Lee Street Beach (manipulated inharmonic series)

Saturday, September 13th, 2014

The sound is that of my aeolian harp modified with lead fishing weights and then manipulated in Sonar X3. Version 1 is in the video.

Version 1

Version 2

Stars and Stripes Forever in Gene Ward Smith’s Hemifamity27

Sunday, July 6th, 2014


Stars and Stripes Forever transtuned to 12 of 27 from hemifamity27 – marching band sans percussion.
The master tuning is here.

The midi file that I found is of medium quality and this is decidedly a demonstration piece – this tune was chosen because it is a favorite of Gene’s. To get around having to transpose each note individually or as a pitchclass I use the method of picking 12 notes out of the 27 note set and used that to retuned Garritan Concert and Marching Band samples. The actual tuning is listed below. I think it notable that the rather large deviations from 12 equal, where each step is exactly 100 cents, is not very evident if at all.

! 12of_hemifamity27.scl
12 of (3/2)^9 * (10/9)^3 hemifamity tempered

The Coming Storm – harmonic series / JI, electric aeolian harp

Wednesday, June 25th, 2014


The Coming Storm is a 25 minute recording of a thunderstorm that approaches and then releases a deluge of rain. The sounds are a combination of wind blown harmonics, the clicks of lightning, and then play of the strings of the harp by the rain as well as wind. There is some residual background noise that I can’t remove without removing the lightning strikes so it was left in. A surprising (to me) variety of sounds result from this onslaught of nature. Metallic clinks, almost light saber-esque stabs, and the sound of huge things being dragged violently across the harp. Starts out quiet and gets pretty loud.

What I Have Done

Thursday, April 24th, 2014

L'Angelus is an oil painting by French painter Jean-François Millet, completed in 1859.
L’Angelus is an oil painting by French painter Jean-François Millet, completed in 1859.

This is a 24 minute long piece, it will take a while to load and play.

What Have I Done is an ambient setting of a poem I wrote which was recited by Bethan Mathis. We are slowly working on an album together. The music are selected recordings of my Electric Aeolian Harp. Additionally there are field recordings that I made and from field recordings by martian, digifishmusic and looijenga.

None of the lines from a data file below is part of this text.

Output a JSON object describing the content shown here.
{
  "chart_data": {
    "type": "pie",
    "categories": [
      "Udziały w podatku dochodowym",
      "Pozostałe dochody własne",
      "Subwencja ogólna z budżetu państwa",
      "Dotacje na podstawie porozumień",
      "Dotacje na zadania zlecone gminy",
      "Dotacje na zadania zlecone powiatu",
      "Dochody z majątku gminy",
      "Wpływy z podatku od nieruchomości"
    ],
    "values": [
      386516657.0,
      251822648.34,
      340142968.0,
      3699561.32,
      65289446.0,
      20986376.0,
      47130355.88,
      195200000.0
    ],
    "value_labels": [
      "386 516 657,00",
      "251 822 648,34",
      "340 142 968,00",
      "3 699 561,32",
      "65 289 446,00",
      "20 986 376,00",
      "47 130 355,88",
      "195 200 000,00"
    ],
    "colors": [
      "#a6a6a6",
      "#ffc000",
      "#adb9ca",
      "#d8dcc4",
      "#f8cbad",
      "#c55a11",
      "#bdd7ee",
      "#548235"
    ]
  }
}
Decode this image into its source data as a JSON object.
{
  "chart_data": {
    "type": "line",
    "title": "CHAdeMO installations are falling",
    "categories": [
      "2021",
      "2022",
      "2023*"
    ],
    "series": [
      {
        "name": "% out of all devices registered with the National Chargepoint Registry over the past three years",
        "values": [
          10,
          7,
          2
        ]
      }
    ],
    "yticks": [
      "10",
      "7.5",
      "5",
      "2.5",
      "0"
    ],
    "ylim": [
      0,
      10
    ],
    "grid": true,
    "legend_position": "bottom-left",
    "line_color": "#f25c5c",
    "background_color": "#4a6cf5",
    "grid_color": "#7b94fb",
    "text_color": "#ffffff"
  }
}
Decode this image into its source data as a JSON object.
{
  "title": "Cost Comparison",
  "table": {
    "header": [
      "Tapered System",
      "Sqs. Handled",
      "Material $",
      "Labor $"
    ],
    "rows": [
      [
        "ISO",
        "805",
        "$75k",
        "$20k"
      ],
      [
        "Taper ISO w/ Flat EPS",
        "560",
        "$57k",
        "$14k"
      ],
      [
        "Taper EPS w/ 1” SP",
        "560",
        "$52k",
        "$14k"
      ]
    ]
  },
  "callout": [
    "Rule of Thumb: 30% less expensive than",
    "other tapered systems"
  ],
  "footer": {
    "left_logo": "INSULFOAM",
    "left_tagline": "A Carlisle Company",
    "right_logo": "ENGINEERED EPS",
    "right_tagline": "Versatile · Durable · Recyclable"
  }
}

Video Exploration of DIY Electric Aeolian Harp With Squirrel Cage Blower

Sunday, January 19th, 2014

My friend Phil loaned a “squirrel cage” furnace blower with a 6 amp motor to help me explore my DIY Electric Aeolian Harp. I’m doing these experiments to help with the design of an eventual hard wood, moisture harden version with gear tuners, or possibly an open cage omnidirectional version (or heck, why not both??). I’m also keen on seeing what I can do to change the harmonic series response interactively with the environment. Having a such a powerful fan imitates a strong gale (I felt a definite chill, my eyes teared, and my nose ran using this fan!). This is a long video and certainly not an exciting film but perhaps of interest of those who are making their own version of an aeolian harp. During the film I mute and pluck stings, try some tuning variation and use the zither pin key as a slide.